Not necessarily. I know plenty of moms that drive cute, sporty cars. They are usually the same moms that brag about kale salads and swear their kids are sweet angels who never throw tantrums. They probably also don’t wear the same yoga pants for three days in row. And then I know moms who took the mom car way too far and bought a mom VAN. (I vow to never!) But here’s the shocking part of my mom car confession… I drove this car long before I was a mom. (GASP!) That’s right, I was driving around in the mom-mobile way before there were Cheerios stuck to the backseat or KidzBop programmed into my Sirius radio. Why? Because I like it!
I’m telling you all of this because I want to give you a glimpse into our everyday lives.
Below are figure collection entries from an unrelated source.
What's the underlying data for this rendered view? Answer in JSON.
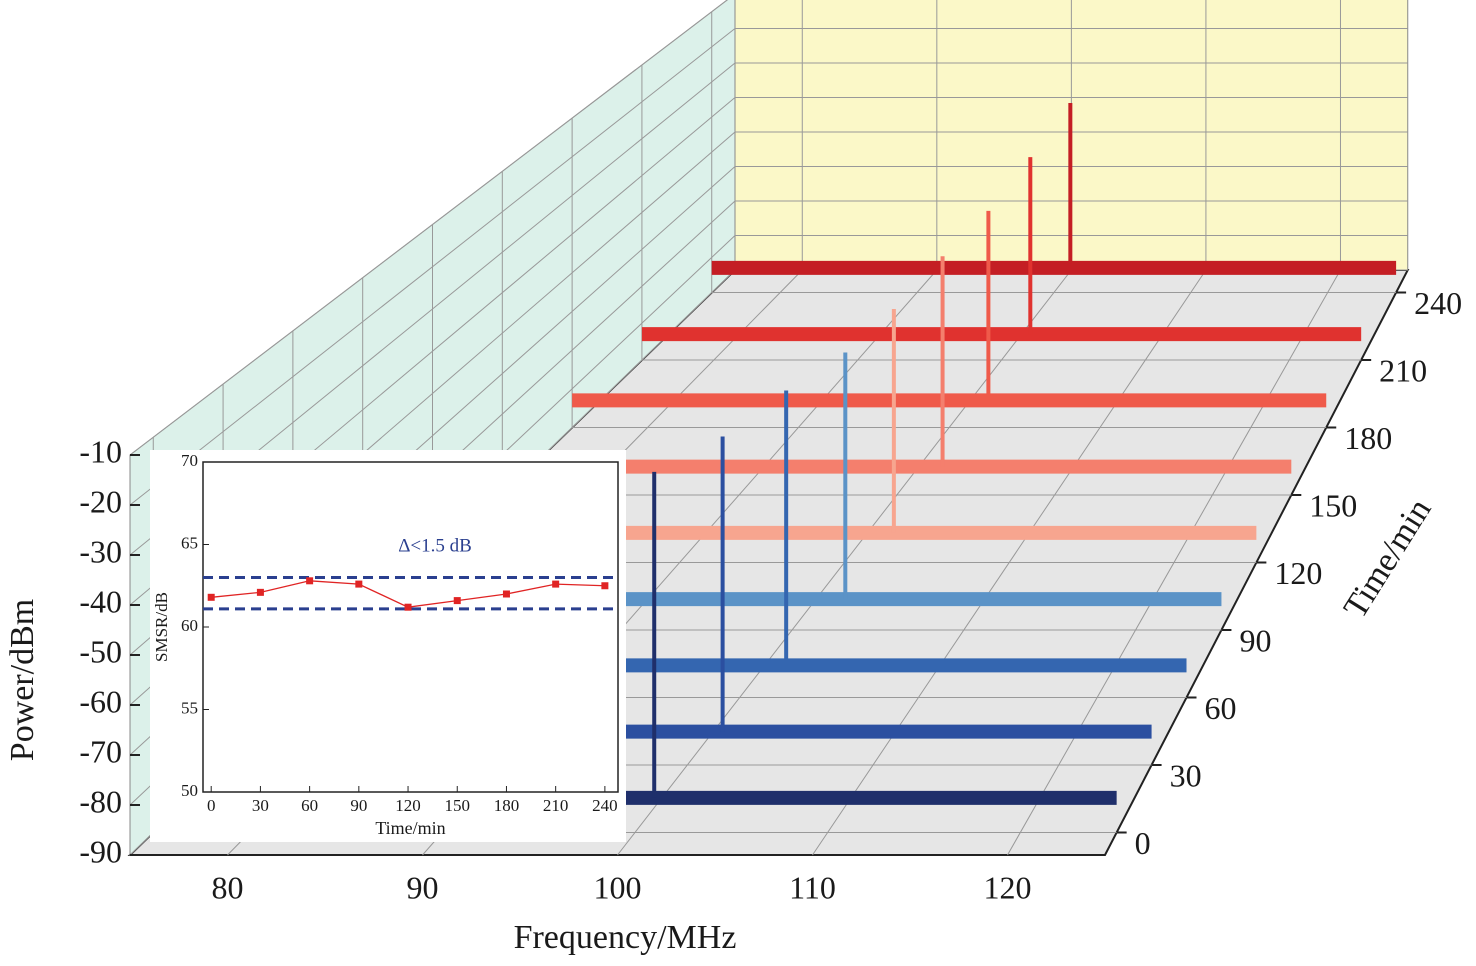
{
  "chart_data": [
    {
      "type": "waterfall",
      "xlabel": "Frequency/MHz",
      "ylabel": "Power/dBm",
      "zlabel": "Time/min",
      "xlim": [
        75,
        125
      ],
      "xticks": [
        80,
        90,
        100,
        110,
        120
      ],
      "ylim": [
        -90,
        -10
      ],
      "yticks": [
        -10,
        -20,
        -30,
        -40,
        -50,
        -60,
        -70,
        -80,
        -90
      ],
      "zlim": [
        -10,
        250
      ],
      "zticks": [
        0,
        30,
        60,
        90,
        120,
        150,
        180,
        210,
        240
      ],
      "series": [
        {
          "time": 0,
          "color": "#1f2f6b",
          "noise_floor": -83,
          "peak_frequency": 101.0,
          "peak_power": -17
        },
        {
          "time": 30,
          "color": "#2b4fa0",
          "noise_floor": -83,
          "peak_frequency": 101.9,
          "peak_power": -21
        },
        {
          "time": 60,
          "color": "#3466b0",
          "noise_floor": -83,
          "peak_frequency": 102.6,
          "peak_power": -23
        },
        {
          "time": 90,
          "color": "#5b93c7",
          "noise_floor": -83,
          "peak_frequency": 103.1,
          "peak_power": -27
        },
        {
          "time": 120,
          "color": "#f7a58f",
          "noise_floor": -83,
          "peak_frequency": 103.0,
          "peak_power": -30
        },
        {
          "time": 150,
          "color": "#f47f6d",
          "noise_floor": -83,
          "peak_frequency": 102.9,
          "peak_power": -31
        },
        {
          "time": 180,
          "color": "#ef5a4a",
          "noise_floor": -83,
          "peak_frequency": 102.6,
          "peak_power": -34
        },
        {
          "time": 210,
          "color": "#e0322f",
          "noise_floor": -83,
          "peak_frequency": 102.0,
          "peak_power": -35
        },
        {
          "time": 240,
          "color": "#c41e24",
          "noise_floor": -83,
          "peak_frequency": 101.2,
          "peak_power": -36
        }
      ]
    },
    {
      "type": "line",
      "xlabel": "Time/min",
      "ylabel": "SMSR/dB",
      "annotation": "Δ<1.5 dB",
      "x": [
        0,
        30,
        60,
        90,
        120,
        150,
        180,
        210,
        240
      ],
      "series": [
        {
          "color": "#e02424",
          "values": [
            61.8,
            62.1,
            62.8,
            62.6,
            61.2,
            61.6,
            62.0,
            62.6,
            62.5
          ]
        }
      ],
      "reference_lines": [
        63.0,
        61.1
      ],
      "reference_color": "#2a3f8f",
      "xlim": [
        -5,
        248
      ],
      "xticks": [
        0,
        30,
        60,
        90,
        120,
        150,
        180,
        210,
        240
      ],
      "ylim": [
        50,
        70
      ],
      "yticks": [
        50,
        55,
        60,
        65,
        70
      ]
    }
  ]
}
People seem to think we live some kind of crazy, adventurous life because we like to travel. I’ve gotten comments from people on social media and even this blog about how exciting our lives must be. So I just wanted to be transparent and let you in on a little secret… We are just as normal as the next family… Mom car and all. It may seem like we are traveling constantly because I blog about it, but that isn’t the case. Our normal days living in Oklahoma far outnumber our traveling days. I blog about our travels because it’s fun for me. Plus, I’m fairly certain no one wants to read about my failed attempts to transition my kid to a sippy cup, or how Sundays are always laundry days in our household. However, if you are still reading this, you’ve made it through a nearly 800-word blog entry about my mom car. (For that, I thank you!)
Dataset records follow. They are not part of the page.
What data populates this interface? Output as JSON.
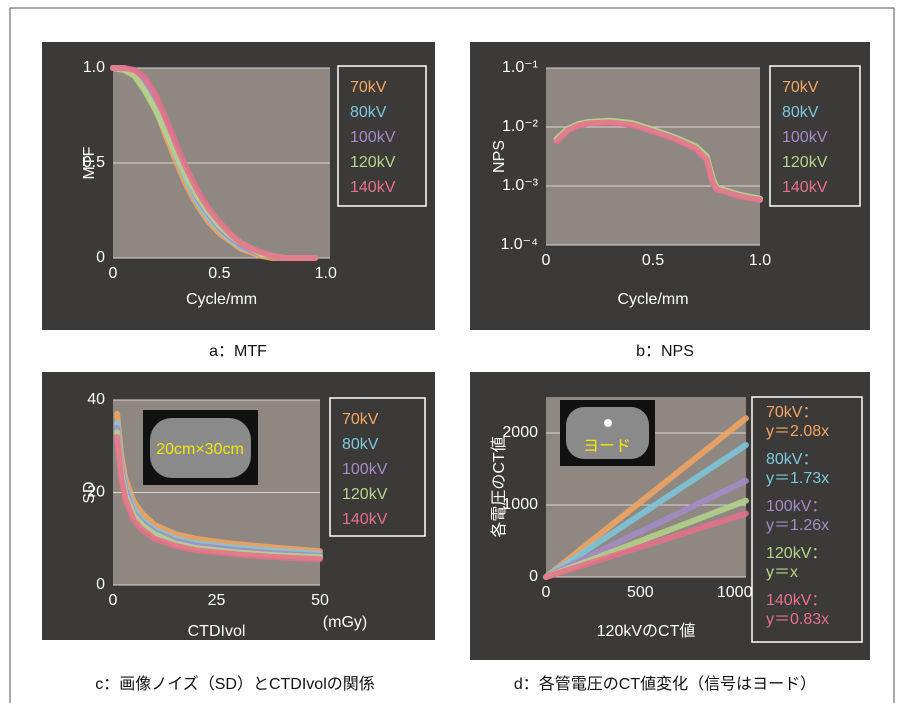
{
  "chart_data": [
    {
      "type": "line",
      "caption": "a：MTF",
      "x_label": "Cycle/mm",
      "y_label": "MTF",
      "x": [
        0,
        0.05,
        0.1,
        0.15,
        0.2,
        0.25,
        0.3,
        0.35,
        0.4,
        0.45,
        0.5,
        0.55,
        0.6,
        0.65,
        0.7,
        0.75,
        0.8,
        0.85,
        0.9,
        0.95
      ],
      "xlim": [
        0,
        1.02
      ],
      "xticks": [
        0,
        0.5,
        {
          "value": 1,
          "label": "1.0"
        }
      ],
      "ylim": [
        0,
        1
      ],
      "yticks": [
        0,
        0.5,
        {
          "value": 1,
          "label": "1.0"
        }
      ],
      "grid": true,
      "series": [
        {
          "name": "70kV",
          "color": "#f5a560",
          "values": [
            1,
            1,
            0.97,
            0.9,
            0.79,
            0.64,
            0.5,
            0.37,
            0.27,
            0.19,
            0.13,
            0.09,
            0.05,
            0.03,
            0.01,
            0,
            0,
            0,
            0,
            0
          ]
        },
        {
          "name": "80kV",
          "color": "#7cc8dc",
          "values": [
            1,
            1,
            0.98,
            0.92,
            0.81,
            0.67,
            0.53,
            0.4,
            0.29,
            0.21,
            0.15,
            0.1,
            0.06,
            0.04,
            0.02,
            0.01,
            0,
            0,
            0,
            0
          ]
        },
        {
          "name": "100kV",
          "color": "#a58bc8",
          "values": [
            1,
            1,
            0.98,
            0.93,
            0.83,
            0.69,
            0.55,
            0.42,
            0.31,
            0.23,
            0.16,
            0.11,
            0.07,
            0.04,
            0.02,
            0.01,
            0,
            0,
            0,
            0
          ]
        },
        {
          "name": "120kV",
          "color": "#b5d68a",
          "values": [
            1,
            0.99,
            0.96,
            0.88,
            0.78,
            0.66,
            0.54,
            0.42,
            0.32,
            0.24,
            0.17,
            0.12,
            0.08,
            0.05,
            0.02,
            0.01,
            0,
            0,
            0,
            0
          ]
        },
        {
          "name": "140kV",
          "color": "#e8708a",
          "values": [
            1,
            1,
            0.99,
            0.95,
            0.86,
            0.73,
            0.59,
            0.46,
            0.35,
            0.26,
            0.19,
            0.13,
            0.08,
            0.05,
            0.03,
            0.01,
            0,
            0,
            0,
            0
          ]
        }
      ]
    },
    {
      "type": "line",
      "caption": "b：NPS",
      "x_label": "Cycle/mm",
      "y_label": "NPS",
      "log_y": true,
      "x": [
        0.05,
        0.1,
        0.15,
        0.2,
        0.3,
        0.4,
        0.5,
        0.6,
        0.7,
        0.75,
        0.78,
        0.8,
        0.85,
        0.9,
        0.95,
        1.0
      ],
      "xlim": [
        0,
        1
      ],
      "xticks": [
        0,
        0.5,
        {
          "value": 1,
          "label": "1.0"
        }
      ],
      "ylim": [
        0.0001,
        0.1
      ],
      "yticks": [
        {
          "value": 0.1,
          "label": "1.0⁻¹"
        },
        {
          "value": 0.01,
          "label": "1.0⁻²"
        },
        {
          "value": 0.001,
          "label": "1.0⁻³"
        },
        {
          "value": 0.0001,
          "label": "1.0⁻⁴"
        }
      ],
      "grid": true,
      "series": [
        {
          "name": "70kV",
          "color": "#f5a560",
          "values": [
            0.0062,
            0.009,
            0.011,
            0.012,
            0.0125,
            0.0115,
            0.0088,
            0.0066,
            0.0046,
            0.0031,
            0.0013,
            0.0009,
            0.0008,
            0.0007,
            0.00065,
            0.0006
          ]
        },
        {
          "name": "80kV",
          "color": "#7cc8dc",
          "values": [
            0.006,
            0.0088,
            0.0108,
            0.0118,
            0.0122,
            0.0112,
            0.0086,
            0.0065,
            0.0045,
            0.003,
            0.0012,
            0.0009,
            0.0008,
            0.0007,
            0.00064,
            0.0006
          ]
        },
        {
          "name": "100kV",
          "color": "#a58bc8",
          "values": [
            0.0058,
            0.0087,
            0.0106,
            0.0116,
            0.012,
            0.011,
            0.0085,
            0.0064,
            0.0044,
            0.0029,
            0.0012,
            0.00088,
            0.00078,
            0.00069,
            0.00063,
            0.00059
          ]
        },
        {
          "name": "120kV",
          "color": "#b5d68a",
          "values": [
            0.0063,
            0.0092,
            0.0112,
            0.0122,
            0.0128,
            0.0117,
            0.009,
            0.0067,
            0.0047,
            0.0032,
            0.0013,
            0.00092,
            0.00082,
            0.00072,
            0.00066,
            0.00061
          ]
        },
        {
          "name": "140kV",
          "color": "#e8708a",
          "values": [
            0.0057,
            0.0086,
            0.0105,
            0.0115,
            0.0119,
            0.0109,
            0.0084,
            0.0063,
            0.0043,
            0.0028,
            0.0011,
            0.00087,
            0.00077,
            0.00068,
            0.00062,
            0.00058
          ]
        }
      ]
    },
    {
      "type": "line",
      "caption": "c：画像ノイズ（SD）とCTDIvolの関係",
      "x_label": "CTDIvol",
      "y_label": "SD",
      "x_unit": "(mGy)",
      "inset_label": "20cm×30cm",
      "x": [
        1,
        2,
        3,
        5,
        7,
        10,
        15,
        20,
        30,
        40,
        50
      ],
      "xlim": [
        0,
        50
      ],
      "xticks": [
        0,
        25,
        50
      ],
      "ylim": [
        0,
        40
      ],
      "yticks": [
        0,
        20,
        40
      ],
      "grid": true,
      "series": [
        {
          "name": "70kV",
          "color": "#f5a560",
          "values": [
            37,
            28,
            23,
            18,
            15.5,
            13,
            11,
            10,
            8.8,
            8,
            7.3
          ]
        },
        {
          "name": "80kV",
          "color": "#7cc8dc",
          "values": [
            35,
            26,
            21.5,
            16.5,
            14,
            12,
            10,
            9,
            8,
            7.3,
            6.7
          ]
        },
        {
          "name": "100kV",
          "color": "#a58bc8",
          "values": [
            34,
            25,
            20.5,
            15.5,
            13.5,
            11.5,
            9.5,
            8.5,
            7.5,
            6.8,
            6.3
          ]
        },
        {
          "name": "120kV",
          "color": "#b5d68a",
          "values": [
            33,
            24,
            19.5,
            15,
            13,
            11,
            9,
            8,
            7,
            6.4,
            6
          ]
        },
        {
          "name": "140kV",
          "color": "#e8708a",
          "values": [
            32,
            23,
            18.5,
            14,
            12,
            10,
            8.5,
            7.5,
            6.6,
            6,
            5.6
          ]
        }
      ]
    },
    {
      "type": "line",
      "caption": "d：各管電圧のCT値変化（信号はヨード）",
      "x_label": "120kVのCT値",
      "y_label": "各電圧のCT値",
      "inset_label": "ヨード",
      "x": [
        0,
        1060
      ],
      "xlim": [
        0,
        1060
      ],
      "xticks": [
        0,
        500,
        1000
      ],
      "ylim": [
        0,
        2500
      ],
      "yticks": [
        0,
        1000,
        2000
      ],
      "grid": true,
      "series": [
        {
          "name": "70kV：",
          "equation": "y＝2.08x",
          "color": "#f5a560",
          "values": [
            0,
            2205
          ]
        },
        {
          "name": "80kV：",
          "equation": "y＝1.73x",
          "color": "#7cc8dc",
          "values": [
            0,
            1834
          ]
        },
        {
          "name": "100kV：",
          "equation": "y＝1.26x",
          "color": "#a58bc8",
          "values": [
            0,
            1336
          ]
        },
        {
          "name": "120kV：",
          "equation": "y＝x",
          "color": "#b5d68a",
          "values": [
            0,
            1060
          ]
        },
        {
          "name": "140kV：",
          "equation": "y＝0.83x",
          "color": "#e8708a",
          "values": [
            0,
            880
          ]
        }
      ]
    }
  ]
}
Truth be told, traveling and adventure only happen in short bursts. The rest of the time, which is most of the time, we live a very ordinary life. At home, we are, in every sense of the word, “average”. We live in the suburbs with one kid, two dogs, a mortgage, jobs, and a mom car… Oh, and a rescue fish. I saved him from a tragic death many years ago, and that dang fish just keeps living. But I will save that story for another blog entry.